Avec ses trois présidents de la République, ses trois ou quatre présidents du Conseil, ministre de la guerre, ministre des affaires étrangères, 1920 aura été l'année de l'incohérence et de la discontinuité ; 1921 a permis aux mauvais, aux pires, de s'emparer d'une autorité déchiquetée et d'en livrer les restes à l'esprit de parti. Si 1922 n'est pas l'année réparatrice, qu'arrivera-t-il de la France ?

Charles Maurras
  1. Référence à un article suivant dans le même Almanach. (Comme celle-ci les notes suivantes sont des notes des éditeurs.) [Retour]

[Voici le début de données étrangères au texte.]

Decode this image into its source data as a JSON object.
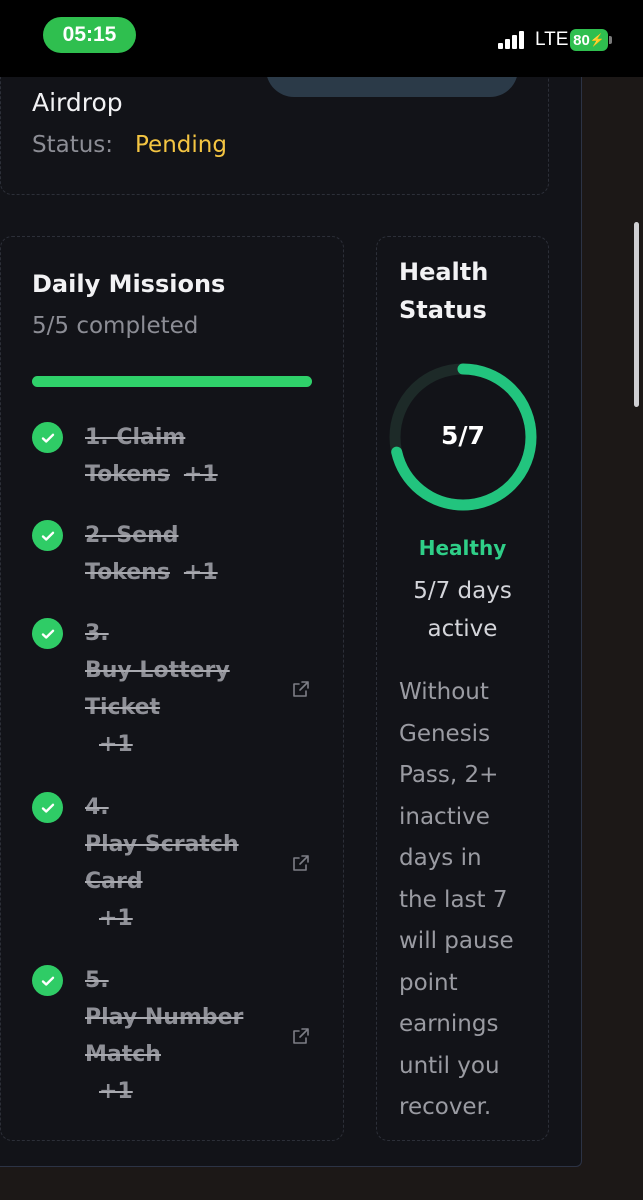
{
  "status_bar": {
    "time": "05:15",
    "network": "LTE",
    "battery": "80"
  },
  "airdrop": {
    "title": "Airdrop",
    "status_label": "Status:",
    "status_value": "Pending",
    "status_color": "#f4c542"
  },
  "missions": {
    "title": "Daily Missions",
    "progress_text": "5/5 completed",
    "progress": 1.0,
    "items": [
      {
        "lines": [
          "1. Claim",
          "Tokens"
        ],
        "points": "+1",
        "external": false
      },
      {
        "lines": [
          "2. Send",
          "Tokens"
        ],
        "points": "+1",
        "external": false
      },
      {
        "lines": [
          "3.",
          "Buy Lottery",
          "Ticket"
        ],
        "points": "+1",
        "external": true
      },
      {
        "lines": [
          "4.",
          "Play Scratch",
          "Card"
        ],
        "points": "+1",
        "external": true
      },
      {
        "lines": [
          "5.",
          "Play Number",
          "Match"
        ],
        "points": "+1",
        "external": true
      }
    ]
  },
  "health": {
    "title_line1": "Health",
    "title_line2": "Status",
    "score": "5/7",
    "ratio": 0.714,
    "state": "Healthy",
    "days_line1": "5/7 days",
    "days_line2": "active",
    "note_lines": [
      "Without",
      "Genesis",
      "Pass, 2+",
      "inactive",
      "days in",
      "the last 7",
      "will pause",
      "point",
      "earnings",
      "until you",
      "recover."
    ]
  },
  "colors": {
    "accent_green": "#2fd16a",
    "ring_green": "#22c47e",
    "background": "#121318"
  },
  "icons": [
    "check-icon",
    "external-link-icon",
    "signal-icon",
    "battery-icon"
  ]
}
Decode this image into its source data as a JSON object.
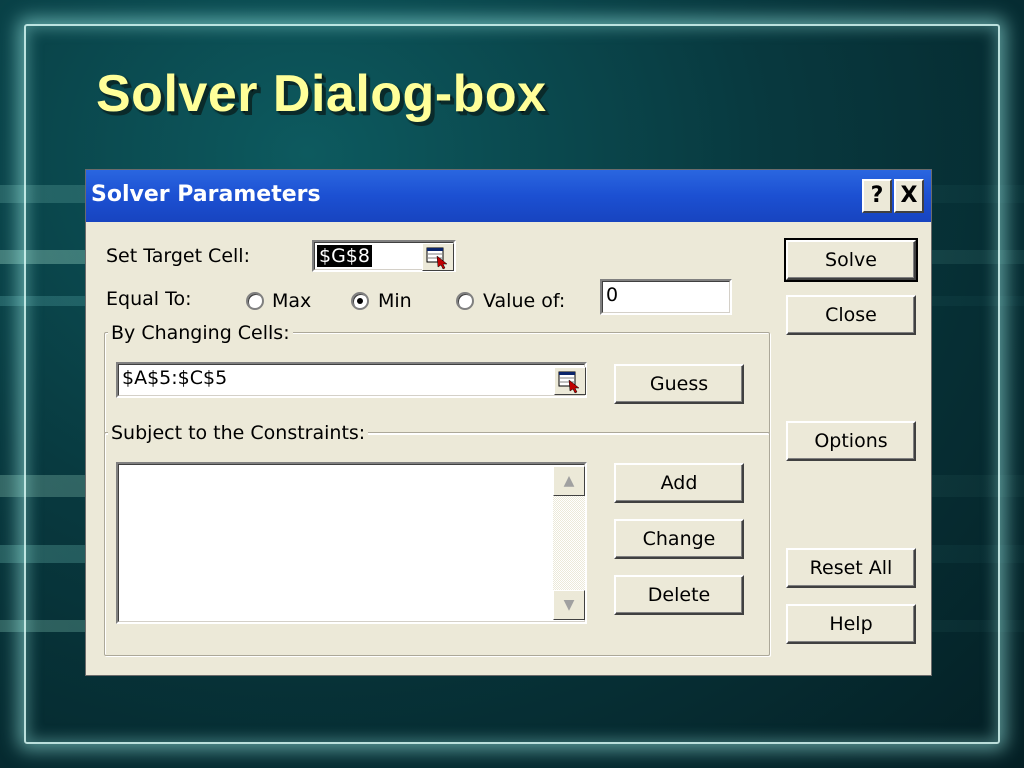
{
  "slide": {
    "title": "Solver Dialog-box"
  },
  "dialog": {
    "title": "Solver Parameters",
    "help_button": "?",
    "close_button": "X",
    "set_target_cell": {
      "label": "Set Target Cell:",
      "value": "$G$8"
    },
    "equal_to": {
      "label": "Equal To:",
      "options": [
        {
          "label": "Max",
          "selected": false
        },
        {
          "label": "Min",
          "selected": true
        },
        {
          "label": "Value of:",
          "selected": false
        }
      ],
      "value_of_input": "0"
    },
    "changing_cells": {
      "label": "By Changing Cells:",
      "value": "$A$5:$C$5",
      "guess_button": "Guess"
    },
    "constraints": {
      "label": "Subject to the Constraints:",
      "items": [],
      "add_button": "Add",
      "change_button": "Change",
      "delete_button": "Delete"
    },
    "buttons": {
      "solve": "Solve",
      "close": "Close",
      "options": "Options",
      "reset_all": "Reset All",
      "help": "Help"
    }
  }
}
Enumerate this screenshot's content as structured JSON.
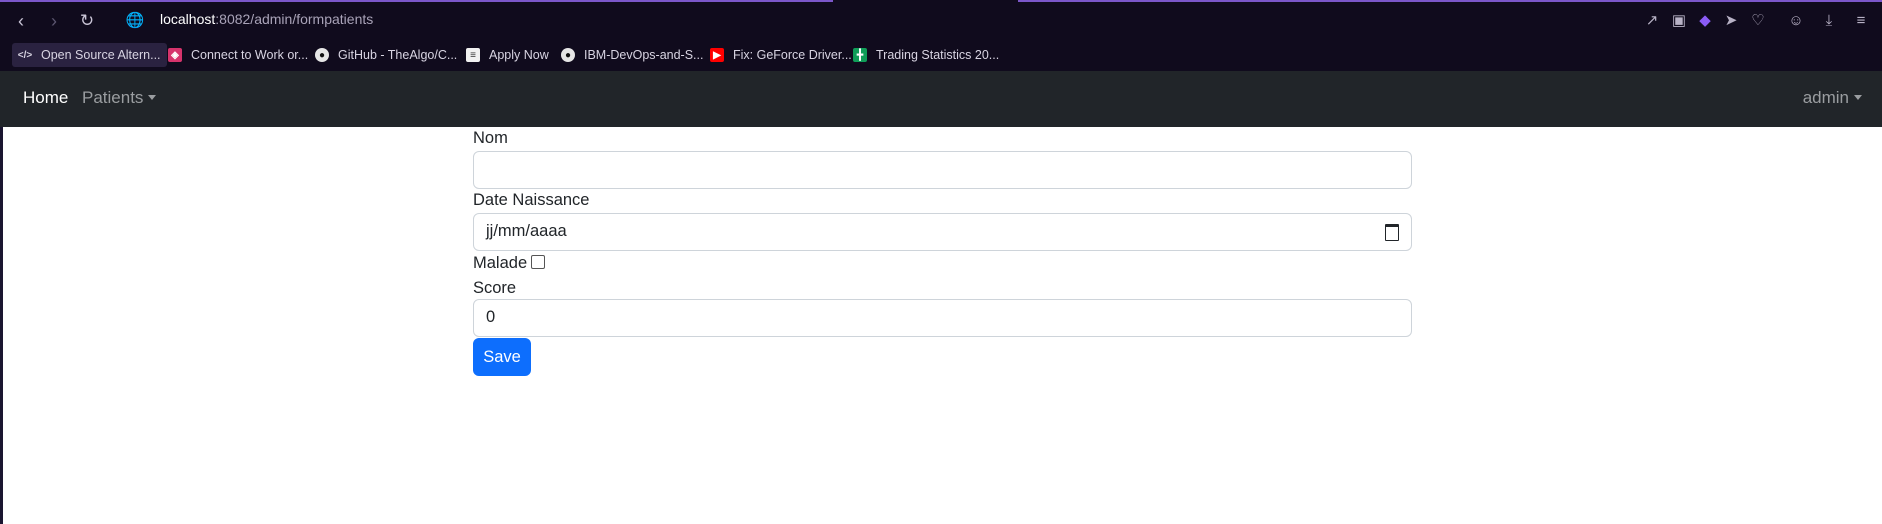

  2. Les quatre impôts directs traditionnels du siècle précédent : trois datent de 1790, ce sont la contribution foncière, portant sur tous les terrains ; la contribution mobilière, portant sur tous les revenus qui ne sont pas tirés du commerce ou de la terre (rente, industrie) ; la patente, qui taxe les professions selon des signes extérieurs ; l'impôt sur les portes et fenêtres fut quant à lui établi en 1798 par le Directoire. Rappelons que c'est la Grande Guerre qui permit à la République d'instaurer l'impôt sur le revenu, jusque là bloqué par les oppositions, en particulier celle du Sénat. [Retour]

  3. Formule attribuée aux mercenaires suisses de François Iier lors du siège de Milan en 1521 ; le roi n'ayant pas de quoi payer d'avance les Suisses, il se serait entendu répondre « Pas de sous, pas de Suisses ». La formule signifie donc : pas de service sans rétribution. Elle est parfois détournée de manière plaisante par les Suisses eux-mêmes en « pas de sous, pas de Suisse ! » [Retour]

  4. Guillaume premier, « vieux » par rapport à Guillaume II dont la guerre avait fait une figure familière pour les Français. [Retour]

  5. Qui effectivement était juif, de son vrai nom Lev Davidovitch Bronstein. [Retour]

Ce texte a paru dans l'Almanach d'Action française pour l'année 1922.